Ola Larsmo about the unforgiration of the debate about Israel and Gaza
I sometimes think that just my generation – I was born in 1957 – belongs to those vaccinated against utopias. It is both good and bad. Sometimes you may have to be able to imagine the world as it should be. But I react with suspicion when someone uses phrases like « admittedly, but … ». Especially when it comes to any of the human -induced disasters of history.
It goes like a wound through as many contexts I end up in. The unforgivation. The desire to turn away from the real suffering of real people. I’m not standing out with it.
One month after Hamas terrorist attack on October 7, which cost at least 1,200 people their lives, and when Israel’s retaliation war against Gaza has begun, what has now demanded between 40 and 60,000 dead, I wrote a text on Facebook that received many upset comments. (You then become « rewarming », this strange but apt modern word.)
I wrote:
« But what I cannot understand is the operation of putting brackets around one or the other group’s suffering and violence against one kind of civilian. (…) I can, without bottoming at all, understand some of the hatred such abuse gives birth. It is understandable. But I cannot understand those who, like me, are phasing at a distance but means that someone is less important. Bottom Line Here is the ridiculous international law, but we have nothing. But don’t ask me to close your eyes to one or the other eye. «
At the same time I see parts of the acquaintance circle now terminate contact with each other, little as I assume happened in Trump’s US
I do not understand how some people, which I otherwise respect, manage to put some special group’s death and pain in brackets. At the same time, I see parts of the acquaintance circle now terminate contact with each other, little as I assume happened in Trump’s United States. Jewish friends are subjected to bizarre hopes or pressure, and I often think of a few words by British writer David Baddiel: « To assume that I have a basic opinion on Israel is racist. »

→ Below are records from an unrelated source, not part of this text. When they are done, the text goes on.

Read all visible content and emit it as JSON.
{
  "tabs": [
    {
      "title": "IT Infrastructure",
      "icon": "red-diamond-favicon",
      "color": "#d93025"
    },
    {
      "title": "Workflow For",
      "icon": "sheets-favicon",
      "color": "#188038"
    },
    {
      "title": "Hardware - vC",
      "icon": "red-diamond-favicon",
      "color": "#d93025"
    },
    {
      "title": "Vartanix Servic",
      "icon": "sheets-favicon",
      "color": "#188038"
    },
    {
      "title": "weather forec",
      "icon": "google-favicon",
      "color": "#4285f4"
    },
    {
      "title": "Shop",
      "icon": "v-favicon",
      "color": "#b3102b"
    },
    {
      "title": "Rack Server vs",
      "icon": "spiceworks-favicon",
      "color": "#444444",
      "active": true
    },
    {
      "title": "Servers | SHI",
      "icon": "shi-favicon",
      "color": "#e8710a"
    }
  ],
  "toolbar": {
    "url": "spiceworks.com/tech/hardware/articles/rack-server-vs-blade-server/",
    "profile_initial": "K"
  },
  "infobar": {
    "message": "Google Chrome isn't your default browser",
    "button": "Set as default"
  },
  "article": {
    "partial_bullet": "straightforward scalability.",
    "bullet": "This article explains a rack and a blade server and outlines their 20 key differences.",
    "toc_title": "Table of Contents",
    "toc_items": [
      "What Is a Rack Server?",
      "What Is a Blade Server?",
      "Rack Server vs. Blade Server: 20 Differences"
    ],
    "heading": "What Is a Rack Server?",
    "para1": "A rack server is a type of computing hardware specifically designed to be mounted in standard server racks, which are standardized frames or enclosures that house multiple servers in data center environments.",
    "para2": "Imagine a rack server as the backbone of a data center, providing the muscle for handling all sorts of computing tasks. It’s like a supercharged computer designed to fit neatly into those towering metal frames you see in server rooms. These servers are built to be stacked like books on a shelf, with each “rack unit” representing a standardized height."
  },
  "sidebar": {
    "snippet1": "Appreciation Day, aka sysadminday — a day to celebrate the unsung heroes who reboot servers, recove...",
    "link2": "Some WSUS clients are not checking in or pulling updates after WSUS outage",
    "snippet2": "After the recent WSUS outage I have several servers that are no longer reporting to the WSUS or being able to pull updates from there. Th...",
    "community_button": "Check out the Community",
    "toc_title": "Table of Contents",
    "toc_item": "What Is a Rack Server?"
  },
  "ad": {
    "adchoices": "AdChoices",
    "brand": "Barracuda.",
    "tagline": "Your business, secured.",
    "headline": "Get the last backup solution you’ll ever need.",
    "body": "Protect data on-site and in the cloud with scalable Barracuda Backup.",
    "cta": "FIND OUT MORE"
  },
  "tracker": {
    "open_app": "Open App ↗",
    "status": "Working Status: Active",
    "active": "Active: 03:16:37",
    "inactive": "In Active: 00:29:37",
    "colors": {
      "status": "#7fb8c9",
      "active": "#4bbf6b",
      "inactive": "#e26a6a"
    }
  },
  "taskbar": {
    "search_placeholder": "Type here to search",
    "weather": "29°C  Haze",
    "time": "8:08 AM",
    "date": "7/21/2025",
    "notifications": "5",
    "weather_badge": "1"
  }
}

My weekend was characterized of two shocking experiences. Last Saturday I listened to a seminar in Uppsala with Palestinian Christian theologian Mitri Rheb, who talked about how the hometown Bethlehem increasingly became a prison camp and how the Israeli state seized water resources. How civilian growers are treated by settlers. Representatives of Swedish aid were in place and demanded that food for starving be passed through Israeli roadblocks – without being looted by Hamas. At Saturday’s seminar, several times Pilate’s word « See man » was repeated – as a reminder of real suffering beyond ideological dimmers.
On Sunday, together with, among others, SKMA’s chairman Ulrika Knutson, I proved the unveiling of the new memory board over the Holocaust victim behind Stockholm’s large synagogue. On the trees outside the memory site hangs yellow bands, which will be reminiscent of the hostage held by Hamas – 59 people, of whom we do not know how many live. During the memorial, there was talk of the refugees from the terror of Nazism who were allowed to come to Sweden – and those who were kept away by a « restrictive refugee policy » and therefore went down.
In March 1938, police took Hans Szybilski for adapting from Sweden, after which he repeatedly hit his head in the wall. He was murdered by SS in an Estonian forest in 1943
I thought of Hans Szybilski, which today has a « stumble » on Apelbergsgatan in Stockholm. In March 1938, the police retrieved him for adapting from Sweden, after which he repeatedly hit his head in the wall. He was murdered by SS, probably in an Estonian forest in 1943. That we today feel anger against and distaste for such politics is due to the fact that the years were made « admittedly, but … ».
But who do we want then Exclude the equation to keep us well with friends, to be part of an opinion community? And more important: Who can, with any power behind the words, tell Netanyahu and Hamas that it is over now – according to international law, churches and hospitals are not bombed, even though terrorists have dug into tunnels under them. The Declaration on Human Rights took Form in 1948, after the Second World War, precisely on the basis of the insight into what a world looks like where such rights were abolished.
Therefore, the Swedish government must undoubtedly and clearly, at EU level, requires that international law apply in Gaza. For it is the one at stake
Right now, the world order that is based on the idea of a universal right is attacked by various right -wing populist rulers. The time for such regulations is over now, they say openly. But this despised legal order is also our own protection. Therefore, the Swedish government must undoubtedly and clearly, at EU level, requires that international law apply in Gaza. Because it is the one at stake. Now that opinion leaders from left to right seem to agree that what is wearing us all must come to an end. No more bombs against civilians, release the hostage immediately – why does it seem so difficult to say in the same sense?
The necessary and uncompromising defense of human rights and international law is because it is the only real utopia we have. Without it, we are all extradited to a world of « each one and God against everyone ».
Read more:
Björn Wiman: The inevitable truth about the war in Gaza
Kristina Lindquist: Should we wait to talk about genocide until everyone is gone?